Other notable results include 67 percent of Coloradans saying that the ‘moral fiber’ of the state has not eroded, with 54 percent saying that driving conditions have not become more dangerous.
Florida Sheriff's Association Announces Campaign Against Medical Marijuana
Florida voters will take to the ballots this November to vote on a proposed amendment that would legalize medical marijuana, but the Florida Sheriff’s Association is saying ‘not so fast.’ Though 82 percent of Florida voters are in favor of the amendment, 63 of 67 sheriffs oppose any legislation that would legalize the marijuana in any form.
The sheriff’s “Don’t Let Florida Go To Pot” campaign is targeting partnerships with substance abuse awareness programs, and cites new drugged driving statistics and heightened access to the drug for teens in states like Colorado.
Retired Supreme Court Republican Appointee In Favor Of Marijuana Legalization
During an interview with NPR, ex-Supreme Court Justice John Paul Stevens quickly responded with a resounding “Yes” when asked if marijuana should be legalized.

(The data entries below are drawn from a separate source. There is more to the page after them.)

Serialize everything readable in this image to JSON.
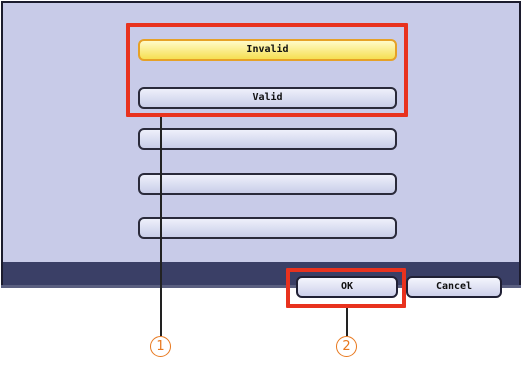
{
  "options": [
    {
      "label": "Invalid",
      "selected": true
    },
    {
      "label": "Valid",
      "selected": false
    },
    {
      "label": "",
      "selected": false
    },
    {
      "label": "",
      "selected": false
    },
    {
      "label": "",
      "selected": false
    }
  ],
  "buttons": {
    "ok": "OK",
    "cancel": "Cancel"
  },
  "callouts": {
    "first": "1",
    "second": "2"
  },
  "colors": {
    "highlight": "#e8321e",
    "selected_option": "#f6df52",
    "panel": "#c8cbe8",
    "bottom_bar": "#3a3f66",
    "callout": "#e8781e"
  }
}
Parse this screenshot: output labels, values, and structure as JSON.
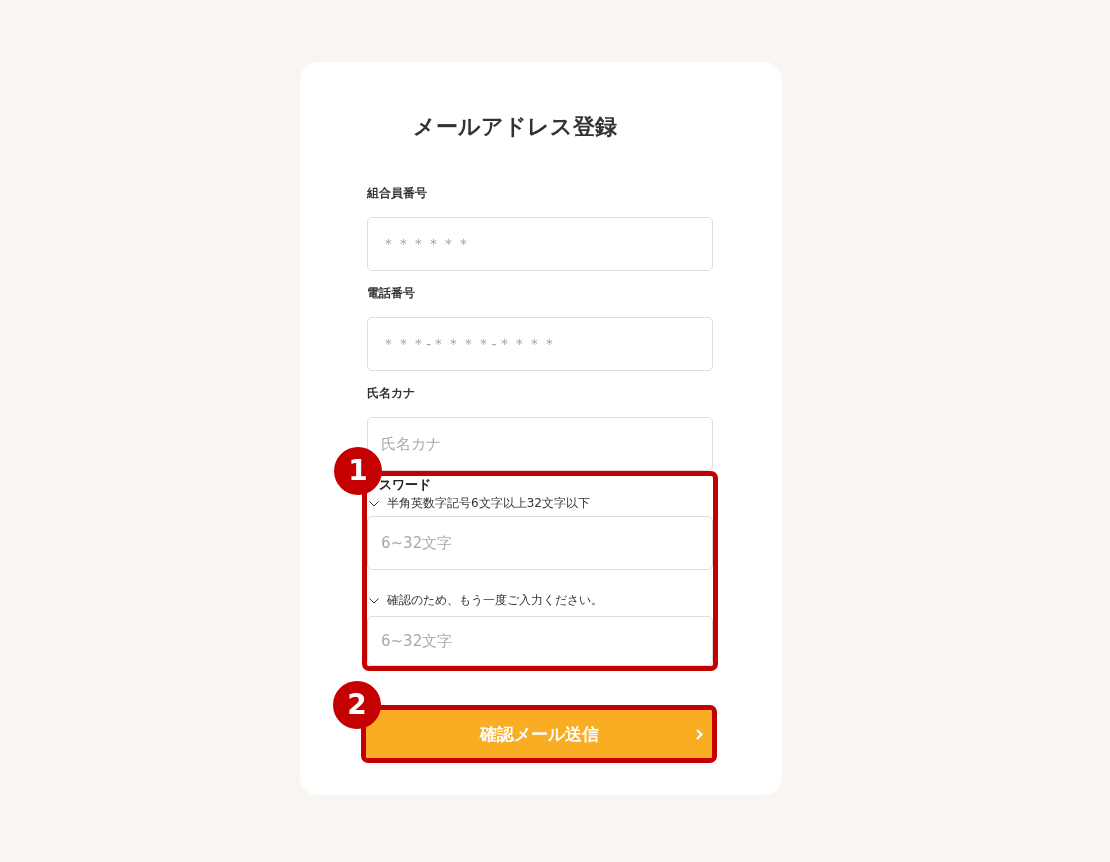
{
  "title": "メールアドレス登録",
  "fields": [
    {
      "label": "組合員番号",
      "placeholder": "＊＊＊＊＊＊"
    },
    {
      "label": "電話番号",
      "placeholder": "＊＊＊-＊＊＊＊-＊＊＊＊"
    },
    {
      "label": "氏名カナ",
      "placeholder": "氏名カナ"
    }
  ],
  "password": {
    "annotation": "1",
    "label": "スワード",
    "fields": [
      {
        "hint": "半角英数字記号6文字以上32文字以下",
        "placeholder": "6~32文字"
      },
      {
        "hint": "確認のため、もう一度ご入力ください。",
        "placeholder": "6~32文字"
      }
    ]
  },
  "submit_button": {
    "annotation": "2",
    "label": "確認メール送信"
  }
}
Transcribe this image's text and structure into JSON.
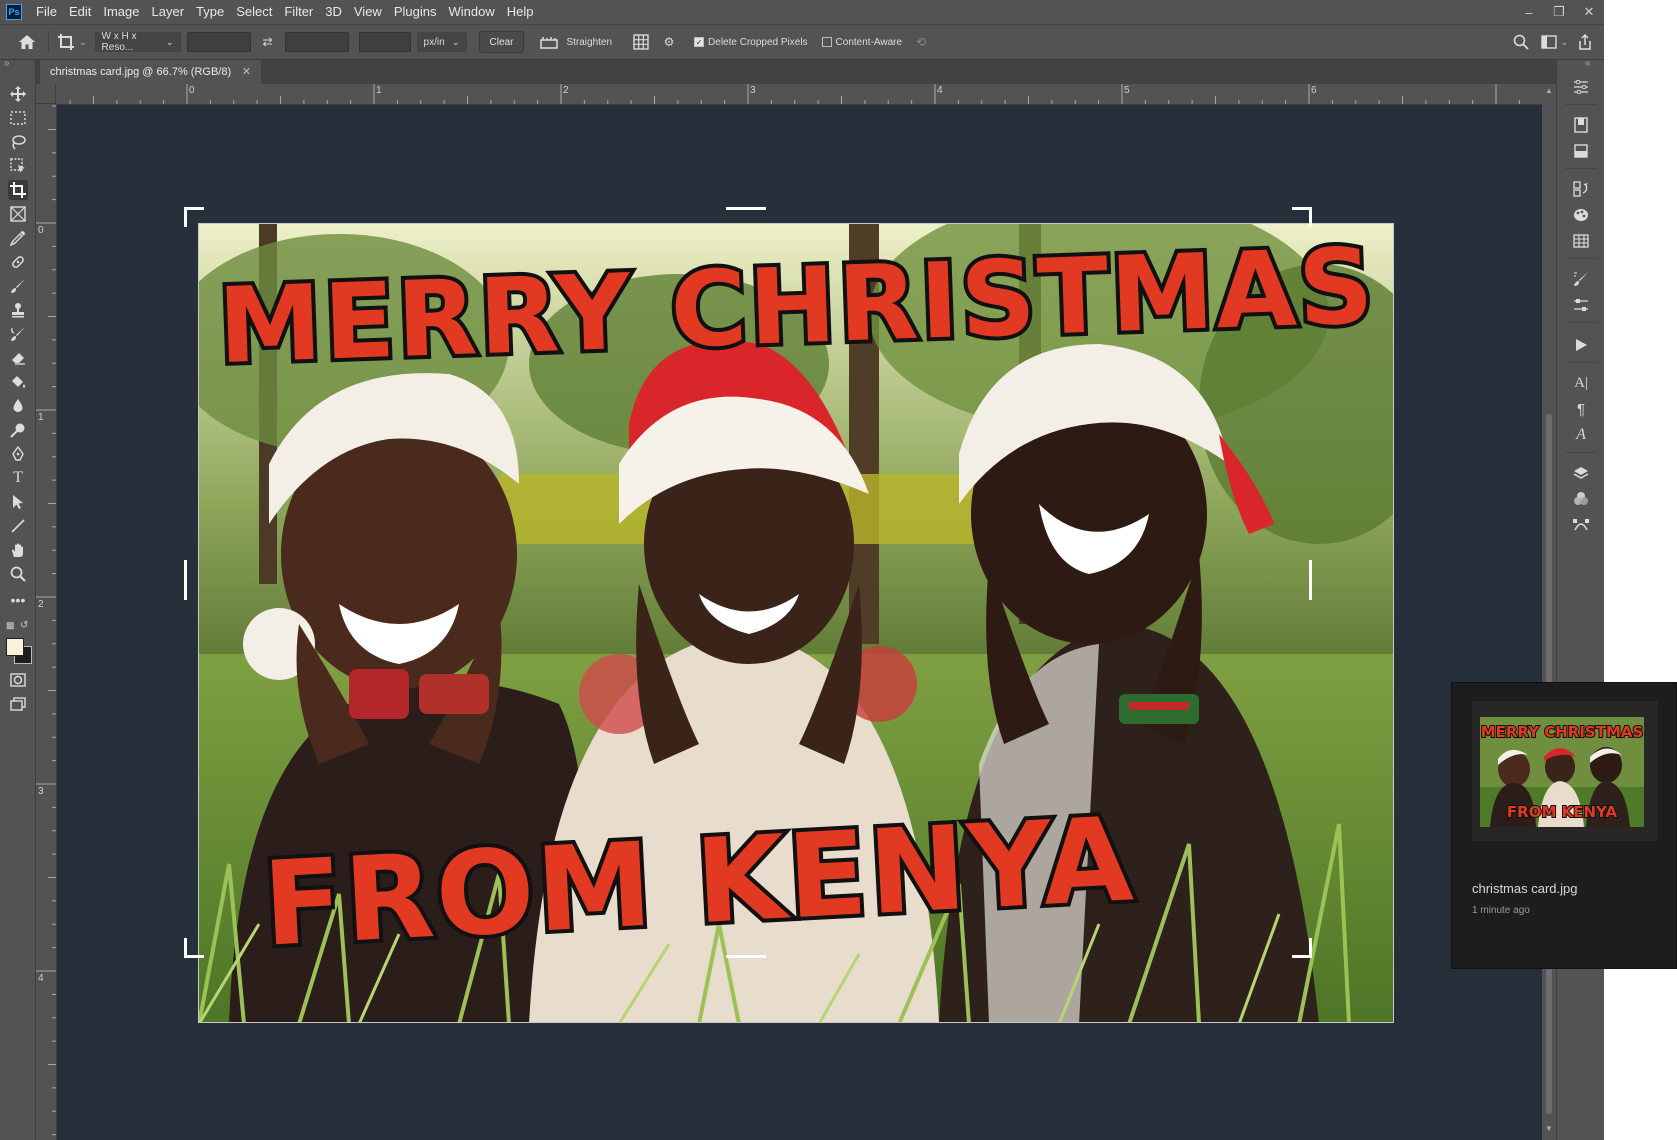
{
  "app": {
    "logo": "Ps"
  },
  "menu": [
    "File",
    "Edit",
    "Image",
    "Layer",
    "Type",
    "Select",
    "Filter",
    "3D",
    "View",
    "Plugins",
    "Window",
    "Help"
  ],
  "options": {
    "ratio_dropdown": "W x H x Reso...",
    "unit_dropdown": "px/in",
    "clear_label": "Clear",
    "straighten_label": "Straighten",
    "delete_cropped_label": "Delete Cropped Pixels",
    "delete_cropped_checked": true,
    "content_aware_label": "Content-Aware",
    "content_aware_checked": false
  },
  "document": {
    "tab_title": "christmas card.jpg @ 66.7% (RGB/8)"
  },
  "rulers": {
    "horizontal": [
      "0",
      "1",
      "2",
      "3",
      "4",
      "5",
      "6"
    ],
    "vertical": [
      "0",
      "1",
      "2",
      "3",
      "4"
    ]
  },
  "colors": {
    "foreground": "#f7f3d7",
    "background": "#1e1e1e",
    "canvas_bg": "#25303a",
    "ui": "#535353"
  },
  "card": {
    "headline_top": "MERRY CHRISTMAS",
    "headline_bottom": "FROM KENYA"
  },
  "recent_popup": {
    "filename": "christmas card.jpg",
    "time": "1 minute ago"
  },
  "icons": {
    "tools": [
      "move-icon",
      "marquee-icon",
      "lasso-icon",
      "object-select-icon",
      "crop-icon",
      "frame-icon",
      "eyedropper-icon",
      "healing-icon",
      "brush-icon",
      "stamp-icon",
      "history-brush-icon",
      "eraser-icon",
      "bucket-icon",
      "blur-icon",
      "dodge-icon",
      "pen-icon",
      "type-icon",
      "path-select-icon",
      "line-icon",
      "hand-icon",
      "zoom-icon",
      "more-icon"
    ],
    "panels": [
      "properties-icon",
      "libraries-icon",
      "adjustments-icon",
      "history-icon",
      "color-icon",
      "swatches-icon",
      "brushes-icon",
      "brush-settings-icon",
      "actions-icon",
      "character-icon",
      "paragraph-icon",
      "glyphs-icon",
      "layers-icon",
      "channels-icon",
      "paths-icon"
    ]
  }
}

The Gerald Ford appointee told NPR that similar to prohibition, the populace will soon recognize that the costs do not outweigh the potential benefits.
Medical Marijuana Legalization Does Not Lead To Increased Teen Usage
A new article in the Journal for Adolescent Health shows that medical marijuana legalization does not lead to an increase in teen marijuana use. The study compares 20 years of data that was self-reported by high school students from across the nation.
The report showed that almost 21 percent of surveyed teens had smoked marijuana in the past month, but the study showed that there were “no statistically significant difference in marijuana use before and after policy changes,” that legalized marijuana in any form.
French Study Ties Marijuana Use To Cardiovascular Issues
The results of a nearly five-year long study of potential health risks associated with marijuana use by French physicians has spurred the Journal of the American Heart Association to warn readers of the “potential for serious cardiovascular risks associated with marijuana use.”
The French study treated 1,979 patients for problems that were the result of medical use, with nearly two percent suffering from cardiovascular problems. In approximately a quarter of those cases, the patient died.